Ci sono date che restano impresse nella memoria collettiva come ferite aperte, ma anche come fari capaci di indicare la rotta. Il 34° anniversario della strage di Capaci — in cui persero la vita il magistrato Giovanni Falcone, la moglie Francesca Morvillo e gli agenti della scorta Vito Schifani, Rocco Dicillo e Antonio Montinaro — è stato ricordato al Porto Turistico di Rodi Garganico non solo con il doveroso silenzio del ricordo, ma con l’energia di un impegno concreto.

In questo scenario, mare, ambiente e legalità si sono fusi in un unico, potente messaggio grazie alla “Staffetta Blu della Legalità”, un’iniziativa nata dalla sinergia tra la Lega Navale Italiana e l’associazione “Mare Vivo Puglia”.

Ospite centrale dell’evento è stato Raffaele Di Mauro, commissario straordinario del Parco Nazionale del Gargano, che ha colto l’occasione per tracciare una linea netta tra la giustizia sociale e la tutela della natura. Non esiste vera protezione del territorio senza il rispetto delle regole: è questo il fulcro del suo intervento.

Il cuore dell’incontro ha fatto emergere una consapevolezza profonda, condivisa da tutti i partecipanti: la legalità non è un concetto astratto, ma l’elemento cardine su cui costruire ogni azione sul territorio.

Dalle riflessioni nate durante la giornata, è emerso chiaramente come il rispetto delle regole debba essere inteso come uno scudo necessario a proteggere le straordinarie ricchezze naturalistiche del Gargano. Al tempo stesso, questo impegno si traduce nel motore indispensabile per sviluppare un turismo nuovo, che sia finalmente sostenibile, inclusivo e accessibile a tutti. È questo il grande obiettivo politico e sociale che l’Ente Parco e le associazioni si sono prefissati di rincorrere insieme.

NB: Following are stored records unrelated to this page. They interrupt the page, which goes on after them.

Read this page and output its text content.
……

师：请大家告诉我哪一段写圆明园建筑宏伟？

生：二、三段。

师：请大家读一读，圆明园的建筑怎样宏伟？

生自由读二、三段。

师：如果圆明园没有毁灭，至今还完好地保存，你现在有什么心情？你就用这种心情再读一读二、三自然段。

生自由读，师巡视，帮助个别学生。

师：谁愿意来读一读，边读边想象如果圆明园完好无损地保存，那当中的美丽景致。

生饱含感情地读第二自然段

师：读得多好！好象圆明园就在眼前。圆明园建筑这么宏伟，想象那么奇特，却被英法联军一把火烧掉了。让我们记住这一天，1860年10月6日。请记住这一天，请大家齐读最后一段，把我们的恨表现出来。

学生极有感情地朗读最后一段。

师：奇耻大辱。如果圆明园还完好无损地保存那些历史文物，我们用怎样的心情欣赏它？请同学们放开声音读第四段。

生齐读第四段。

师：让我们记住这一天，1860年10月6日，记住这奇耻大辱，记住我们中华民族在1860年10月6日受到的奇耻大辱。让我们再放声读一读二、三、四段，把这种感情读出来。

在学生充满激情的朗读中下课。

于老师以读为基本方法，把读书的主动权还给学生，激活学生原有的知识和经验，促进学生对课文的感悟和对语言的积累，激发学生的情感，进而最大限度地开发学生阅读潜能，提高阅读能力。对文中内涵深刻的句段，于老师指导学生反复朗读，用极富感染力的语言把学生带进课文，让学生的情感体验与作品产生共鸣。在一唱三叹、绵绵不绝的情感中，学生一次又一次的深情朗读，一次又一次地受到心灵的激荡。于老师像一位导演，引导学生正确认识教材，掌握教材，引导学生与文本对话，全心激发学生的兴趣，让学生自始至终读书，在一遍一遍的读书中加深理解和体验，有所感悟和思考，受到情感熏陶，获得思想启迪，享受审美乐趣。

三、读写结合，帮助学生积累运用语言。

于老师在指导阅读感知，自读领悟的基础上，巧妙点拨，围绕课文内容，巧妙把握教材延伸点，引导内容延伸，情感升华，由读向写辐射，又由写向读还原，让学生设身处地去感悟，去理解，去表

Un momento di profonda condivisione che ha visto Di Mauro ringraziare calorosamente tutti i presenti, le associazioni e le istituzioni che hanno reso possibile questa giornata. La strada tracciata dal Parco Nazionale del Gargano è chiara: avanti con il dialogo e il confronto aperto.

Secondo il commissario, infatti, solo camminando insieme e collaborando a testa alta si possono contrastare le illegalità, grandi o piccole che siano. L’obiettivo più nobile resta però quello di intercettare lo sguardo dei più giovani, per trasmettere loro non un semplice elenco di divieti, ma una cultura matura, profonda e fiera: quella che insegna ad amare, contemporaneamente, la giustizia e la propria terra.